An AI system was fine-tuned to discriminate confirmed COVID-19 pneumonia, from other viral and bacterial pneumonia and non-pneumonia patients and used to review 302 CXR images from adult patients retrospectively sourced from nine different databases. Fifty-four physicians blind to diagnosis, were invited to interpret images under identical conditions in a test set, and randomly assigned either to receive or not receive support from the AI system. Comparisons were then made between diagnostic performance of physicians working with and without AI support. AI system performance was evaluated using the area under the receiver operating characteristic (AUROC), and sensitivity and specificity of physician performance compared to that of the AI system.
Discrimination by the AI system of COVID-19 pneumonia showed an AUROC curve of 0.96 in the validation and 0.83 in the external test set, respectively. The AI system outperformed physicians in the AUROC overall (70% increase in sensitivity and 1% increase in specificity, p < 0.0001). When working with AI support, physicians increased their diagnostic sensitivity from 47% to 61% (p < 0.001), although specificity decreased from 79% to 75% (p = 0.007).
Our results suggest interpreting chest radiographs (CXR) supported by AI, increases physician diagnostic sensitivity for COVID-19 detection.

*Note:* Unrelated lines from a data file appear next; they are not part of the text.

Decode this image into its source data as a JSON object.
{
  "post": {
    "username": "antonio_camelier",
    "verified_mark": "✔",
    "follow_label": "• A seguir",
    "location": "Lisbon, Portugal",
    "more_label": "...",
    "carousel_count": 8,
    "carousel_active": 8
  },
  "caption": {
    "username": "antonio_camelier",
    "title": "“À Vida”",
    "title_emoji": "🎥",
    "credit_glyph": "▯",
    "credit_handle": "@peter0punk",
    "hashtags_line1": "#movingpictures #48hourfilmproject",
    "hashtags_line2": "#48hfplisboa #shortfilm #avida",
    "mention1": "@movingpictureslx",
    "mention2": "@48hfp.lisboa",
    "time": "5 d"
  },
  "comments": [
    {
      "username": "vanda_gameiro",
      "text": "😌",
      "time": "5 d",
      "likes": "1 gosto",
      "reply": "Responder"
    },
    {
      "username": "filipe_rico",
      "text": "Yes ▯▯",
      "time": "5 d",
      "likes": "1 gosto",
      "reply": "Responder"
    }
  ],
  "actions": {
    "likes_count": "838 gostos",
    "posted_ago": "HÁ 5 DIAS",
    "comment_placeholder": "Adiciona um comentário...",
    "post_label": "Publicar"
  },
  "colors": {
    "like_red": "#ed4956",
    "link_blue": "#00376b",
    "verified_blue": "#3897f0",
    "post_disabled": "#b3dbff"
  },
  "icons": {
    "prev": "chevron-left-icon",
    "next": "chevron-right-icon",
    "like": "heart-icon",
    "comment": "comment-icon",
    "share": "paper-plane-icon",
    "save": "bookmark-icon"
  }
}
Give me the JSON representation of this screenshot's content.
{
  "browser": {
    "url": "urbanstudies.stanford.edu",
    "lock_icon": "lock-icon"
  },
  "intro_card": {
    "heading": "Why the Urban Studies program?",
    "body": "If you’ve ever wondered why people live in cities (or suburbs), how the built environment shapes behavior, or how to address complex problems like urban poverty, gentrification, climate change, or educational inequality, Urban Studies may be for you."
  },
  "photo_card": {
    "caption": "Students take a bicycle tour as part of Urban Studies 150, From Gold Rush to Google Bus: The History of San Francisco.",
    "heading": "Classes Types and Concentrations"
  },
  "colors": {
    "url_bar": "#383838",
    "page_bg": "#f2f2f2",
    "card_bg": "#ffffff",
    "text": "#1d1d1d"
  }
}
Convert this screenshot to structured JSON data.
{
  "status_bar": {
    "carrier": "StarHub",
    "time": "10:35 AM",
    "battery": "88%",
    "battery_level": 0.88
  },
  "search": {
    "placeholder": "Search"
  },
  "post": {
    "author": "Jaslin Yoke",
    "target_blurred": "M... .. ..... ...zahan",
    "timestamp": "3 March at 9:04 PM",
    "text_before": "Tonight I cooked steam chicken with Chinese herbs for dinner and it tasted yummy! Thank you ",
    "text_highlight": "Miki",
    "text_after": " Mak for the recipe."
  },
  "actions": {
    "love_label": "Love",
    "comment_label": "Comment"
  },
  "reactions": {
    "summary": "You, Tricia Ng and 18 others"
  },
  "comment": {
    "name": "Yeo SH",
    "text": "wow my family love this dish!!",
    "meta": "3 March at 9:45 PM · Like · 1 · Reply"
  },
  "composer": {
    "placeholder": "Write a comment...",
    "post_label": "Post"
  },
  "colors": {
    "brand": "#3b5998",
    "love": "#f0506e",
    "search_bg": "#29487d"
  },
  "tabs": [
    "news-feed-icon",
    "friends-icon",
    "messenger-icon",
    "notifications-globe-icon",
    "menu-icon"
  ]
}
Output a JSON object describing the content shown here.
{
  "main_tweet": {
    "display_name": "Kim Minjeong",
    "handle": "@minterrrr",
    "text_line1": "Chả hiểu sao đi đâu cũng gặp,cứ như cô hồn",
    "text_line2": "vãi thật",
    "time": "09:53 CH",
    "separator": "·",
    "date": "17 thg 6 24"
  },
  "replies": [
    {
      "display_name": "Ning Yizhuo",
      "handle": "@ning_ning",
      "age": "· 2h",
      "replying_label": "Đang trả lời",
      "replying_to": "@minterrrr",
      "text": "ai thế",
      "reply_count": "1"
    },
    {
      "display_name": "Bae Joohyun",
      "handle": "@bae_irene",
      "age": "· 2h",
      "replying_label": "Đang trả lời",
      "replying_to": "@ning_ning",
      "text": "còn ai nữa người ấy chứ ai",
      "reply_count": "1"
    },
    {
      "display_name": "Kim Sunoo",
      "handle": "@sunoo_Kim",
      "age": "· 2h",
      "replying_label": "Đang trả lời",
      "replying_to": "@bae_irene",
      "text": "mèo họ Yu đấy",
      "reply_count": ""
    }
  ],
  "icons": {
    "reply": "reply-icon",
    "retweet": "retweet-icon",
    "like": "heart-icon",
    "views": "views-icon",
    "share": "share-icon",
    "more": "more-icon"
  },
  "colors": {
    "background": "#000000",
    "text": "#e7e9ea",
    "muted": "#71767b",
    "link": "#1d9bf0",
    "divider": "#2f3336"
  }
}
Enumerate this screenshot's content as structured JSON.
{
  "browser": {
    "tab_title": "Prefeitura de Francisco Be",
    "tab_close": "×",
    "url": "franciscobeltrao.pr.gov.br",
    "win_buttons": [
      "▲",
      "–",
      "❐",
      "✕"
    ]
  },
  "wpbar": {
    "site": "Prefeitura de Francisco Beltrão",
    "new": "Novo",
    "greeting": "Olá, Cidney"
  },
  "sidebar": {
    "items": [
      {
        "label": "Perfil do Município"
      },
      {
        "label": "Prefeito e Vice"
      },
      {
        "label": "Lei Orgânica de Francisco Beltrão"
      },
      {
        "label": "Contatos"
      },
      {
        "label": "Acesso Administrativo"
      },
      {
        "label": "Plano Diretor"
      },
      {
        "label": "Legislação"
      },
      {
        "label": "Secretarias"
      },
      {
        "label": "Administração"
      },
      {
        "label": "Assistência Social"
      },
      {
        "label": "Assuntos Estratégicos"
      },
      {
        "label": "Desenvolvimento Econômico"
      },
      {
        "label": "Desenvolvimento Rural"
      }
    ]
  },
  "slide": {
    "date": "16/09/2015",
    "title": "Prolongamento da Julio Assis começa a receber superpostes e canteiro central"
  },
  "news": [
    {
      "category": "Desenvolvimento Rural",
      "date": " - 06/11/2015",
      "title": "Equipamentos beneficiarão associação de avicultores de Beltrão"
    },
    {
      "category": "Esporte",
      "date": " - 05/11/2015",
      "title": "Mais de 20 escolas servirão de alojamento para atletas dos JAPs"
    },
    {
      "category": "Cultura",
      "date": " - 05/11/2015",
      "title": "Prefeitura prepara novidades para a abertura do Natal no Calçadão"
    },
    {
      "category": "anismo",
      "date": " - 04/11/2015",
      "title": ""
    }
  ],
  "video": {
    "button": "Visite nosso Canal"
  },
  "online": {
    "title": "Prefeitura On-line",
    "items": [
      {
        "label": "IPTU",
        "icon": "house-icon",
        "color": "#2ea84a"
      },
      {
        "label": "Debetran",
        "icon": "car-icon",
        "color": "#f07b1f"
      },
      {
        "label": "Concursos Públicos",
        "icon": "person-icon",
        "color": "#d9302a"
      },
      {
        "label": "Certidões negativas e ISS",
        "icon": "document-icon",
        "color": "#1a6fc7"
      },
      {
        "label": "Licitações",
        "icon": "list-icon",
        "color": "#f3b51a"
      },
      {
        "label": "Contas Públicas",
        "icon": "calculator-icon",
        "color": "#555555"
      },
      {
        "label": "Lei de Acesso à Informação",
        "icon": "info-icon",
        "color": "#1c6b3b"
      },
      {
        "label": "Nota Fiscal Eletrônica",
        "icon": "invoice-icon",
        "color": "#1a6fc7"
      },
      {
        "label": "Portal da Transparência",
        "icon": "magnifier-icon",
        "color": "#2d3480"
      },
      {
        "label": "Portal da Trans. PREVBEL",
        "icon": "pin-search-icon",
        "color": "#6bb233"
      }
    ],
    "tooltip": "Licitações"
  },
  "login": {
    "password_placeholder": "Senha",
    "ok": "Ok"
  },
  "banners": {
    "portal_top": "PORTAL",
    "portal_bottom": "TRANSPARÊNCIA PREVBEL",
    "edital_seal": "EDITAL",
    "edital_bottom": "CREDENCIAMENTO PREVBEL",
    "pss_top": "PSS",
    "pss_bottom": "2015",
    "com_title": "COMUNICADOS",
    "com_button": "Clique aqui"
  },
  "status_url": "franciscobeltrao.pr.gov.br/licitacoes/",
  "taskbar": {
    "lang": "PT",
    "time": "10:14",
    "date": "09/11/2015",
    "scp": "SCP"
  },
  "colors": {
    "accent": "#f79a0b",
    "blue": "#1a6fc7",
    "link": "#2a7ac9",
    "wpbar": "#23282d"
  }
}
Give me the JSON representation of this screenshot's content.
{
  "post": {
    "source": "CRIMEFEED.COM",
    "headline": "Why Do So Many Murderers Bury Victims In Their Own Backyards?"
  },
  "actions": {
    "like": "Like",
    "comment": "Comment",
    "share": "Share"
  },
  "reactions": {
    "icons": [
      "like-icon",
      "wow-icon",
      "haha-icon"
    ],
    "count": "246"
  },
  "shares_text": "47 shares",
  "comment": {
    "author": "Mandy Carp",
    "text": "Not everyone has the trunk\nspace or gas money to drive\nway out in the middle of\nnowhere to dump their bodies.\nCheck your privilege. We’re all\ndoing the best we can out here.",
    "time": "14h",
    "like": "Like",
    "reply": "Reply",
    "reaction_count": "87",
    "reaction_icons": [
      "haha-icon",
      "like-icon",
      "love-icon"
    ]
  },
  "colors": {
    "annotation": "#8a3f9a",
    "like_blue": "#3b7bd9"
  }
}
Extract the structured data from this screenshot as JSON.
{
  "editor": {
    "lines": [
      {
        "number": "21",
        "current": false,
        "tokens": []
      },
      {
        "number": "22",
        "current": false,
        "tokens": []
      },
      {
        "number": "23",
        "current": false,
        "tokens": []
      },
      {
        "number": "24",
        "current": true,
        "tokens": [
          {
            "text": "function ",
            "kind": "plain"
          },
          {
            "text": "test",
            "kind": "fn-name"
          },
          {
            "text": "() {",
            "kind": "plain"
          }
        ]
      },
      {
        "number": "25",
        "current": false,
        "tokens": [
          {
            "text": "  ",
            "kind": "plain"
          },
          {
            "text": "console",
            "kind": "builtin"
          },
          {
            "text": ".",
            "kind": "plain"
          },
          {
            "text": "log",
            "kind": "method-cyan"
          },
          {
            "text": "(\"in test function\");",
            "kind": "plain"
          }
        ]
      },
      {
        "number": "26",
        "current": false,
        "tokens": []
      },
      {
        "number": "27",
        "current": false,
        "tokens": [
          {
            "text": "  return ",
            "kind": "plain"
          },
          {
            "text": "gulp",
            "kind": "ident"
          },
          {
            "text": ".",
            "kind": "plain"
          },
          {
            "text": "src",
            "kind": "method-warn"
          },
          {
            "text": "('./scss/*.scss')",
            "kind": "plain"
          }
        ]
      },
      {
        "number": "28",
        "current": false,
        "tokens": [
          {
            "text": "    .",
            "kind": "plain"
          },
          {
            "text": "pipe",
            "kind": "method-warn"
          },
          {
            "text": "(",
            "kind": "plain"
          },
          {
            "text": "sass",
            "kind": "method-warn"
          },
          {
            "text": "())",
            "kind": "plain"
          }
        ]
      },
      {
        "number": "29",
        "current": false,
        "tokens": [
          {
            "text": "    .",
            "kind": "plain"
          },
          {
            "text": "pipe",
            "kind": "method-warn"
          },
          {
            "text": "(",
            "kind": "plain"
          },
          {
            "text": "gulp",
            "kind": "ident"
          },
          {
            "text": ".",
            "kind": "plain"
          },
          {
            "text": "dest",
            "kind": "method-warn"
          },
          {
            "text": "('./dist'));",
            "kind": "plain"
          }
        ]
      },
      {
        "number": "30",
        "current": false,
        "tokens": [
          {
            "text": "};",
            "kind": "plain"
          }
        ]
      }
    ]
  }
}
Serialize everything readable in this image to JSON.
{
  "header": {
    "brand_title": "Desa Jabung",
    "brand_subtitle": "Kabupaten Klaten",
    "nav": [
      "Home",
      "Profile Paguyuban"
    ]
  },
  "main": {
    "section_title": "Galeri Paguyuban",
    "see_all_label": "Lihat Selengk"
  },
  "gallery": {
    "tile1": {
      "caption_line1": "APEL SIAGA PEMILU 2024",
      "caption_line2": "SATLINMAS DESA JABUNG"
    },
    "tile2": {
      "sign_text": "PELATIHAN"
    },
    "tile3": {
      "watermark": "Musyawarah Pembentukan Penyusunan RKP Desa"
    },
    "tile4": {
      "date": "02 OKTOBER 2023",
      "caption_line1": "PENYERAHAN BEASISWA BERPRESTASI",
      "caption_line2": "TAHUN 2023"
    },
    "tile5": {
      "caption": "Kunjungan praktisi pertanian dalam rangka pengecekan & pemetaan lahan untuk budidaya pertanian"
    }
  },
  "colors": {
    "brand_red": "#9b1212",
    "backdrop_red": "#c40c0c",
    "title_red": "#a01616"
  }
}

This approach involving a human-machine partnership may help expedite triaging efforts and improve resource allocation in the current crisis.
研究人工智能(AI)系统在胸部X光片(CXR)中检测新型冠状病毒肺炎(COVID-19)的诊断性能,并将结果与单独工作或有AI支持的医生的结果进行比较。
对一个AI系统进行微调,以区分确诊的COVID-19肺炎与其他病毒和细菌性肺炎以及非肺炎患者,并用于回顾性分析来自九个不同数据库的302例成年患者的CXR图像。邀请54名对诊断不知情的医生在相同条件下解读测试集中的图像,并随机分配是否接受AI系统的支持。然后比较有AI支持和无AI支持的医生的诊断性能。使用受试者操作特征曲线下面积(AUROC)评估AI系统的性能,并将医生的性能敏感性和特异性与AI系统进行比较。
AI系统对COVID-19肺炎的鉴别在验证集中的AUROC曲线为0.96,在外部测试集中为0.83。AI系统在AUROC方面总体上优于医生(敏感性提高70%,特异性提高1%,p<0.0001)。在有AI支持时,医生的诊断敏感性从47%提高到61%(p<0.001),尽管特异性从79%降至75%(p=0.007)。
我们的结果表明,在AI支持下解读胸部X光片可提高医生对COVID-19检测的诊断敏感性。这种人机合作的方法可能有助于加快分流工作,并改善当前危机中的资源分配。